Samarinda

Aksi Teatrikal Tuntut FABA Kembali sebagai Limbah B3, Pemerintah Disebut Tak Berpihak ke Masyarakat

Kaltim Today
17 Maret 2021 16:58
Aksi Teatrikal Tuntut FABA Kembali sebagai Limbah B3, Pemerintah Disebut Tak Berpihak ke Masyarakat
Aksi teatrikal oleh aktivis dan mahasiswa di depan Kantor Gubernur Kaltim menuntut FABA yang dikeluarkan dari kategori limbah B3.

Kaltimtoday.co, Samarinda - Pemerintah menghapus Fly Ash dan Bottom Ash (FABA) dari daftar limbah Bahan Berbahaya dan Beracun (B3). Hal itu tertuang di Peraturan Pemerintah (PP) Nomor 22/2021 tentang Penyelenggaraan Perlindungan dan Pengelolaan Lingkungan Hidup pada 12 Maret 2021 lalu.

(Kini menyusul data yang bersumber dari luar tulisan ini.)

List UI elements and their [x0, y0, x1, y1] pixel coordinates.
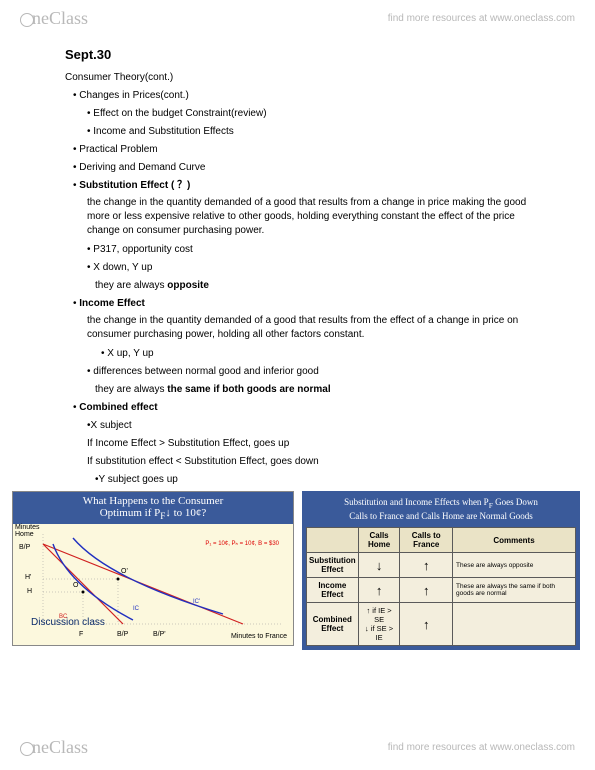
same-bold: the same if both goods are normal	[167, 384, 330, 395]
th-comments: Comments	[453, 528, 576, 553]
y-tick-h: H	[27, 588, 32, 595]
x-tick-bpp: B/P'	[153, 631, 166, 638]
table-row: CombinedEffect ↑ if IE > SE ↓ if SE > IE…	[307, 603, 576, 646]
bullet-normal-inferior: differences between normal good and infe…	[65, 364, 530, 379]
right-chart-title: Substitution and Income Effects when PF …	[306, 495, 576, 527]
table-row: SubstitutionEffect ↓ ↑ These are always …	[307, 553, 576, 578]
y-axis-label: Minutes Home	[15, 524, 40, 538]
brand-logo: neClass	[20, 8, 88, 29]
line-same: they are always the same if both goods a…	[65, 382, 530, 397]
page-title: Sept.30	[65, 47, 530, 62]
line-se-lt-se: If substitution effect < Substitution Ef…	[65, 454, 530, 469]
find-more-text: find more resources at www.oneclass.com	[388, 13, 575, 24]
effects-table: Calls Home Calls to France Comments Subs…	[306, 527, 576, 646]
income-paragraph: the change in the quantity demanded of a…	[65, 314, 530, 342]
row-inc-comment: These are always the same if both goods …	[453, 578, 576, 603]
substitution-paragraph: the change in the quantity demanded of a…	[65, 196, 530, 238]
bullet-income-effect: Income Effect	[65, 296, 530, 311]
bullet-xup: X up, Y up	[65, 346, 530, 361]
logo-text: neClass	[32, 8, 88, 28]
row-inc-label: IncomeEffect	[307, 578, 359, 603]
consumer-optimum-chart: What Happens to the Consumer Optimum if …	[12, 491, 294, 646]
icp-label: IC'	[193, 599, 200, 605]
bullet-substitution-effect: Substitution Effect ( ？)	[65, 178, 530, 193]
bullet-budget-constraint: Effect on the budget Constraint(review)	[65, 106, 530, 121]
page-header: neClass find more resources at www.onecl…	[0, 0, 595, 37]
bullet-deriving: Deriving and Demand Curve	[65, 160, 530, 175]
table-header-row: Calls Home Calls to France Comments	[307, 528, 576, 553]
th-calls-france: Calls to France	[400, 528, 453, 553]
bullet-xdown: X down, Y up	[65, 260, 530, 275]
point-op: O'	[121, 568, 128, 575]
y-tick-bp: B/P	[19, 544, 30, 551]
row-inc-france: ↑	[400, 578, 453, 603]
row-sub-comment: These are always opposite	[453, 553, 576, 578]
x-tick-bp: B/P	[117, 631, 128, 638]
row-comb-label: CombinedEffect	[307, 603, 359, 646]
discussion-class-text: Discussion class	[31, 617, 105, 628]
row-sub-home: ↓	[358, 553, 400, 578]
y-tick-hp: H'	[25, 574, 31, 581]
ic-label: IC	[133, 606, 139, 612]
bullet-changes-prices: Changes in Prices(cont.)	[65, 88, 530, 103]
substitution-label: Substitution Effect	[79, 180, 168, 191]
line-ysubject: •Y subject goes up	[65, 472, 530, 487]
left-chart-plot: Minutes Home B/P H' H O O' IC IC' BC P₁ …	[13, 524, 293, 642]
table-row: IncomeEffect ↑ ↑ These are always the sa…	[307, 578, 576, 603]
row-sub-france: ↑	[400, 553, 453, 578]
line-opposite: they are always opposite	[65, 278, 530, 293]
equation-label: P₁ = 10¢, Pₕ = 10¢, B = $30	[205, 540, 279, 547]
x-tick-f: F	[79, 631, 83, 638]
charts-row: What Happens to the Consumer Optimum if …	[0, 491, 595, 650]
bullet-p317: P317, opportunity cost	[65, 242, 530, 257]
subtitle: Consumer Theory(cont.)	[65, 70, 530, 85]
bullet-practical: Practical Problem	[65, 142, 530, 157]
combined-label: Combined effect	[79, 402, 157, 413]
find-more-footer: find more resources at www.oneclass.com	[388, 742, 575, 753]
logo-text-footer: neClass	[32, 737, 88, 757]
row-comb-france: ↑	[400, 603, 453, 646]
th-calls-home: Calls Home	[358, 528, 400, 553]
left-chart-title: What Happens to the Consumer Optimum if …	[13, 492, 293, 524]
substitution-qm: ( ？)	[168, 180, 190, 191]
bullet-income-sub: Income and Substitution Effects	[65, 124, 530, 139]
row-comb-comment	[453, 603, 576, 646]
row-comb-home: ↑ if IE > SE ↓ if SE > IE	[358, 603, 400, 646]
opposite-bold: opposite	[167, 280, 209, 291]
line-ie-gt-se: If Income Effect > Substitution Effect, …	[65, 436, 530, 451]
row-sub-label: SubstitutionEffect	[307, 553, 359, 578]
page-footer: neClass find more resources at www.onecl…	[0, 729, 595, 766]
x-axis-label: Minutes to France	[231, 633, 287, 640]
effects-table-panel: Substitution and Income Effects when PF …	[302, 491, 580, 650]
point-o: O	[73, 582, 78, 589]
document-body: Sept.30 Consumer Theory(cont.) Changes i…	[0, 37, 595, 487]
income-label: Income Effect	[79, 298, 145, 309]
row-inc-home: ↑	[358, 578, 400, 603]
line-xsubject: •X subject	[65, 418, 530, 433]
bullet-combined: Combined effect	[65, 400, 530, 415]
brand-logo-footer: neClass	[20, 737, 88, 758]
th-blank	[307, 528, 359, 553]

Pada Rabu (17/3/2021) di depan Kantor Gubernur Kaltim, JATAM Kaltim, WALHI Kaltim, FH Pokja 30, LBH Samarinda, GMNI Samarinda, Planktos Unmul, dan FNKSDA Kaltim menggelar aksi teatrikal dalam rangka menuntut abu batu bara dan limbah sawit bisa dikembalikan ke daftar limbah B3.

Koordinator FH Pokja 30, Buyung Marajo menyampaikan aksi hari ini merupakan sikap terhadap pemerintahan era Joko Widodo (Jokowi) karena mengeluarkan PP Nomor 22/2021. Aksi ini digelar, mengingat Kaltim menjadi tempat industri ekstraktif terbesar di Indonesia.

"Ada sawit dan batu bara. Dikeluarkannya PP Nomor 22/2021 itu akan berdampak ke masyarakat. Kebijakan ini kami kritik agar FABA bisa kembali ke daftar limbah B3," ungkap Buyung kepada awak media.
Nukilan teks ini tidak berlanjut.